LAWS(ORI)-1987-4-18

PITAMBAR SUNANI Vs. RUPA DOMB

Decided On April 10, 1987
Pitambar Sunani Appellant
V/S
Rupa Domb Respondents

JUDGEMENT

(1.) THE short question that falls for consideration in this Second Appeal is: If possession delivered pursuant to an oral mortgage can be recovered.

(2.) ONE Raghunath Domb was the owner of the property in dispute, 5.82 acres in extent. In 1953 for a sum of Rs. 120/ - he orally mortgaged Plot No. 138/2 of Khata No. 76 with Thirli Domb the father of Defendant No. 1. In 1958, he again mortgaged orally for a consideration of Rs. 550/ - the Plot Nos. 151/1 and 158/2 with Defendant No. 1. Alleging that the usufructs of the mortgages stood discharged on the expiry of the prescribed period under the provisions of the Orissa Money Lenders Act, the Plaintiff instituted the spit for recovery of possession and for mesne profits. The suit was resisted by the Defendants on the ground that the property was alienated by way of sale and not by way of mortgage. In any case the Defendants had acquired title by adverse possession.
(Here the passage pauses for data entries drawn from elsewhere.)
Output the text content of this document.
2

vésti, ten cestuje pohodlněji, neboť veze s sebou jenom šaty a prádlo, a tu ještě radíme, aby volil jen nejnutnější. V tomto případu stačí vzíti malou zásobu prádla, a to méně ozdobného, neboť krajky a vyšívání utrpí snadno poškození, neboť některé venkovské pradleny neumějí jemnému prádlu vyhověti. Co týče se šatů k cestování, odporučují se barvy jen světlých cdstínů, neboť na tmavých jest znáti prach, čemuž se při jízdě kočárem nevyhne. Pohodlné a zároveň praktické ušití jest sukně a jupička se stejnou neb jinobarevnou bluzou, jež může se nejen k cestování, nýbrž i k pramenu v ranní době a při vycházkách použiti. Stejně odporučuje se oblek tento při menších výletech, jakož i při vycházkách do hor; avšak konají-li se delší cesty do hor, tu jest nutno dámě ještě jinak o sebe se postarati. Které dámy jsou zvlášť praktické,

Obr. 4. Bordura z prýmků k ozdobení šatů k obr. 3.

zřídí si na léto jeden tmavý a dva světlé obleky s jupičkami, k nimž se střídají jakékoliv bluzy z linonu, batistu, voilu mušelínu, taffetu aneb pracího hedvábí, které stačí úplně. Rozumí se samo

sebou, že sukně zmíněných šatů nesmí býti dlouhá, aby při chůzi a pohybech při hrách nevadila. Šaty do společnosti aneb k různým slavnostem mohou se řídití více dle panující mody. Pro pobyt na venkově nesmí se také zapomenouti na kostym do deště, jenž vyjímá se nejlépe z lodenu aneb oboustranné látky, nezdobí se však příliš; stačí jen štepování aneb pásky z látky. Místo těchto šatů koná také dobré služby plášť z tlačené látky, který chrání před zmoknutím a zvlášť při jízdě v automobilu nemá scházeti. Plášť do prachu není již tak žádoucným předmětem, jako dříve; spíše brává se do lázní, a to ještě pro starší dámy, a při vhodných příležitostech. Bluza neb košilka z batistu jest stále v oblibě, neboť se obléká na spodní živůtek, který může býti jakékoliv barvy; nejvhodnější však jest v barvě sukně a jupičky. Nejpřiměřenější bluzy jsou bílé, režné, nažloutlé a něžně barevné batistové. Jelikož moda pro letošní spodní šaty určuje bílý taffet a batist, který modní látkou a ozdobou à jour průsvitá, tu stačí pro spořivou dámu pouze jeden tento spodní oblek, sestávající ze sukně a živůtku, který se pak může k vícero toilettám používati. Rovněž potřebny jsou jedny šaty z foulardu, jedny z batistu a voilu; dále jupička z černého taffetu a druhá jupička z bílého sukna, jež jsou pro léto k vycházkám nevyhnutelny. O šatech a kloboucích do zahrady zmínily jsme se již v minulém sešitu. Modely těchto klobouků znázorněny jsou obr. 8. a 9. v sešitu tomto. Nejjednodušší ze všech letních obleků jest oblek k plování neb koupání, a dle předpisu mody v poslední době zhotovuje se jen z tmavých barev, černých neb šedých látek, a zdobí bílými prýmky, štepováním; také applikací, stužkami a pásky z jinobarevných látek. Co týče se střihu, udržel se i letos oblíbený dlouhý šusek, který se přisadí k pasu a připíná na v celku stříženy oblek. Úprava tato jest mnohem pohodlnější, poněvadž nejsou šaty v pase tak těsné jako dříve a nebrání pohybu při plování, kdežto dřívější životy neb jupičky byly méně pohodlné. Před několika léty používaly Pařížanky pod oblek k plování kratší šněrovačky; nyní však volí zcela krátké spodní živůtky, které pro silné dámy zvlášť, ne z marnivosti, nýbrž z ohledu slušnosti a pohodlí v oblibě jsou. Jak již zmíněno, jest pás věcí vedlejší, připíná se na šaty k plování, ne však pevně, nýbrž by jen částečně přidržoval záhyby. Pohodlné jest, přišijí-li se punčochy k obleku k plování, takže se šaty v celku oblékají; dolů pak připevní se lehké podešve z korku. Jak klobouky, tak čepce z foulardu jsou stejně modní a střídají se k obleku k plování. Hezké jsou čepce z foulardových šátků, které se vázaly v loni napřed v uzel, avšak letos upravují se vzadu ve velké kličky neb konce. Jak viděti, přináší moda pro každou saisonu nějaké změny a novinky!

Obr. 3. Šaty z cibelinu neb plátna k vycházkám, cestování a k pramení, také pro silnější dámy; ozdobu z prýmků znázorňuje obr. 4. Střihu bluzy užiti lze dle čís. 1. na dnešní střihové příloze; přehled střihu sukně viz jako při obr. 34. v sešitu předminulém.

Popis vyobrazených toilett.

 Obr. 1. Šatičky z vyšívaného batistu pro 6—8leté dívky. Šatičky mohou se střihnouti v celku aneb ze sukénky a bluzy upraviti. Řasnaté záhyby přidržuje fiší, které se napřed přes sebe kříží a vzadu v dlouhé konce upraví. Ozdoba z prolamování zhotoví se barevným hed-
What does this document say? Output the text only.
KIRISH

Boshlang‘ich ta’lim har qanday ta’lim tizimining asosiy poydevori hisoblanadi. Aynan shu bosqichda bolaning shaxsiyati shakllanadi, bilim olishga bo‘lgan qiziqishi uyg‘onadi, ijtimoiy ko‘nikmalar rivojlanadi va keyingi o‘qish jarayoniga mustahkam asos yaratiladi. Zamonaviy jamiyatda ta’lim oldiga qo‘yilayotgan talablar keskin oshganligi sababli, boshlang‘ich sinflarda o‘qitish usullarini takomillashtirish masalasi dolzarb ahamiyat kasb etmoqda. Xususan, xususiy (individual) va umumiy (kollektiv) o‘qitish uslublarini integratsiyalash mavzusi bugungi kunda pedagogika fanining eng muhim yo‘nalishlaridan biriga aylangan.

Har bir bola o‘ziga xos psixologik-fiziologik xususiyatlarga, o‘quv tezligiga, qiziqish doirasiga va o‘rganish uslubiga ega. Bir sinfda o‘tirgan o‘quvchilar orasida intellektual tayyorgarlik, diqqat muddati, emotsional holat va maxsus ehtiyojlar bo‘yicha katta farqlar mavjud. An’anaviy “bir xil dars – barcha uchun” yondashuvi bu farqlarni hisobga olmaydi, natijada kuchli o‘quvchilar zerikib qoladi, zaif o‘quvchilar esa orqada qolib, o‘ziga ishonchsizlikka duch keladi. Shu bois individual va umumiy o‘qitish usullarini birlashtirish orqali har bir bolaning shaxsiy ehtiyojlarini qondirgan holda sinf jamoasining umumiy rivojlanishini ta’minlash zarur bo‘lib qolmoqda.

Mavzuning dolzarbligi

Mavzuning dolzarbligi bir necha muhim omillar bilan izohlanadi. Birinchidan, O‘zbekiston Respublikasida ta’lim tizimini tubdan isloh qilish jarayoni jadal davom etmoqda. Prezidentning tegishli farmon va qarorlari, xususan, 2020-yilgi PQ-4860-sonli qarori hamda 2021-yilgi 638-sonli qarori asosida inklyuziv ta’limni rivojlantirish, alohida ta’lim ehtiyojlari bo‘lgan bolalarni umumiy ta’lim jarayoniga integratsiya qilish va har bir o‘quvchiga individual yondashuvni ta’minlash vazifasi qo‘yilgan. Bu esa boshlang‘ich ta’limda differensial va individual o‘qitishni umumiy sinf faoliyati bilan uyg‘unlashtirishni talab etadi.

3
The trial Court negatived the plea of purchase advanced by the Defendants but dismissed the suit holding that the Plaintiff had lost title to the property on account of acquisition by the Defendants of title by adverse possession. In appeal by the Plaintiff, the lower appellate Court confirmed the finding that there was no sale by the Plaintiff 's father in favour of either Defendant No. 1 's father or Defendant No. 1. It further held that the Defendants having come to possess as the mortgagee they could not prescribe title by adverse possession and so holding decreed the suit. Defendant No. 1 has carried this Second Appeal.. Shri B. L. N. Swamy, the learned Counsel for the Appellant, has strenuously urged that a suit for redemption basing on oral mortgage was not maintainable. He relied on Kolathoor Variath and Anr. v. Pairaprakottoth Cheriya Kumhahammad Haji : A.I. R. 1974 S.C. 689 where it has been held that a suit for redemption of an oral mortgage is incompetent. A decision of the Full Bench of the Rangoon High Court in Ma Kyi v. Maung Thon and Anr., A.I.R. 1935 Rang 230 (F.B.) and that of the Rajasthan High Court in Hansia and Anr. v. Bakhtawarmal and Ors. : A.I.R. 1958 Raj 102, were followed and approved by the Supreme Court.